Where the I Ching asked how to read the direction of change through moving lines, DIKWP asks how an AI system can keep its purpose as the data it processes shifts around it. Both treat stability as a dynamic relationship rather than a fixed state.
These are contemporary engineering ideas, not revivals of ancient philosophy. Still, they address an old problem with striking continuity: how should we act when the world is in motion?
Map and compass
Leibniz never fully understood what he had found. He died in 1716 still convinced that the hexagrams were an ancient Chinese version of binary arithmetic. He had the mathematics right and the larger meaning wrong. The lines were never just code – they were a record of things becoming other things.
Three centuries later, the same gap still separates many AI systems. A chatbot completes a static exchange: language in, language out, one turn at a time. A city management system does something else: it watches a city change and adjusts with it.
Neither is more intelligent in the abstract than the other, as they are built for different tasks. One asks what is being said; the other asks what is happening next.

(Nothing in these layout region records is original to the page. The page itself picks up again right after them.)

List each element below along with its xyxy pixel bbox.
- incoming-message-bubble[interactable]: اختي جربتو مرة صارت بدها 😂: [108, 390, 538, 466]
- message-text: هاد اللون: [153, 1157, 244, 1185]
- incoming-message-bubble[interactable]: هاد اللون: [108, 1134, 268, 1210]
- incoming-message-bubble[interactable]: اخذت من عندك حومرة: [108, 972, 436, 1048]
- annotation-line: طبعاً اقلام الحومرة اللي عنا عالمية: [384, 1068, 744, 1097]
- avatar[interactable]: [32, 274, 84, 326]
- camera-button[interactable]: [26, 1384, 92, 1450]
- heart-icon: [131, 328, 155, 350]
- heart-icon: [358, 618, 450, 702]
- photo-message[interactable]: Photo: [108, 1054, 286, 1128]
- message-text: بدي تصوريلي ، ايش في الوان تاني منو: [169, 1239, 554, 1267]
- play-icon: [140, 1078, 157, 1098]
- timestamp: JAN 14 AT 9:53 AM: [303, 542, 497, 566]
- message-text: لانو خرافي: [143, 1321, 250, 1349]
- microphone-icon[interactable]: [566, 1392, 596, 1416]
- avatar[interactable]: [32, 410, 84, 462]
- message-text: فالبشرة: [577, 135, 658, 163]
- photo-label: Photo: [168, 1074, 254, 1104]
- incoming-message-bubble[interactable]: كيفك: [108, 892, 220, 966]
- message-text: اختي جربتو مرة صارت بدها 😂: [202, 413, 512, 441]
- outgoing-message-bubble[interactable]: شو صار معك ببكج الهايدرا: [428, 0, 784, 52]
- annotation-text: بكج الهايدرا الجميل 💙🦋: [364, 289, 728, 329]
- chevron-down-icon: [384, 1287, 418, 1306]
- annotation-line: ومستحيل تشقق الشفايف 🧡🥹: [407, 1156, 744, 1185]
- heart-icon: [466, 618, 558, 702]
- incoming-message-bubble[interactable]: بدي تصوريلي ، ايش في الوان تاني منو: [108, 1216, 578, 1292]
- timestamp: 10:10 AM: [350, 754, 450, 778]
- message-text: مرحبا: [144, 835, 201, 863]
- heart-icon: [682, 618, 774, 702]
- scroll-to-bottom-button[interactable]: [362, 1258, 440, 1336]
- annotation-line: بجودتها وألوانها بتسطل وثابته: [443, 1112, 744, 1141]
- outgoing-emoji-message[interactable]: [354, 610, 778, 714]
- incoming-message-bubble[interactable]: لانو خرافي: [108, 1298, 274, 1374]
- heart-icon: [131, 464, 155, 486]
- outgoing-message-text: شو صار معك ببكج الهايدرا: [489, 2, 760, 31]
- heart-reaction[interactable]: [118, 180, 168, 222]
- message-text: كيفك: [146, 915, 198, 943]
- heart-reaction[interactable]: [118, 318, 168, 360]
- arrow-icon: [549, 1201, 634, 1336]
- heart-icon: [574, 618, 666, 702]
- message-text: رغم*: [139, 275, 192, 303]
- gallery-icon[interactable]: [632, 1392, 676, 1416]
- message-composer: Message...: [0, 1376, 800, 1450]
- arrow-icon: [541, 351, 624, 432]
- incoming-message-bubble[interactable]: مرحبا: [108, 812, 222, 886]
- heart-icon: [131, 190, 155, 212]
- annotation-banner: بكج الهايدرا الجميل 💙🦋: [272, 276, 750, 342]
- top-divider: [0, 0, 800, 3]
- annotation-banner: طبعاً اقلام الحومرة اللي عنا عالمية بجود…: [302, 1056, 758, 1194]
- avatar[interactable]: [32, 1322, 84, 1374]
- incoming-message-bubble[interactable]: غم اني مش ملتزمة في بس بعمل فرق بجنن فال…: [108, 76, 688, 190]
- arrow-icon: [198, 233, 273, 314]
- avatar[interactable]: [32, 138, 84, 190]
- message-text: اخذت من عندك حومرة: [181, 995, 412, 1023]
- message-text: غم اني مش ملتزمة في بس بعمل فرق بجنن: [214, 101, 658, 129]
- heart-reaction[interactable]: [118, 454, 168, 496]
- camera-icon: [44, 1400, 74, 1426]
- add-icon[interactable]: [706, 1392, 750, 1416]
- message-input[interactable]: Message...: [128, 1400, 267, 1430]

China’s AI investments in digital twins, predictive logistics and urban management systems are not proof of a superior philosophy. Rather, they reflect different engineering priorities, shaped by a state that has long treated infrastructure and governance as closely linked, and by a longer intellectual habit of attending to direction rather than fixity.
But it would be a mistake to frame this as a civilizational contest pitting a “holistic East” versus an “analytic West.” American and European AI research is already moving toward related ground: world models, continuous control, embodied systems and agents that track a moving environment instead of describing a static one. The frameworks differ, but the underlying challenge does not.
And that challenge will only grow. Cities, power grids and supply chains do not pause while a model is trained on them. The systems meant to manage them will need to do two things at once: represent the world in discrete, computable pieces and track the continuous change that never stops running underneath those pieces.
For AI researchers and engineers alike, the challenge is becoming increasingly practical: how to combine accurate representation with continuous adaptation.
A map and a compass solve different problems, with the former fixing a place and the latter holding a direction. Neither replaces the other, and no one crossing unfamiliar terrain would carry only one. The challenge is not choosing between them, but learning to use both in tandem.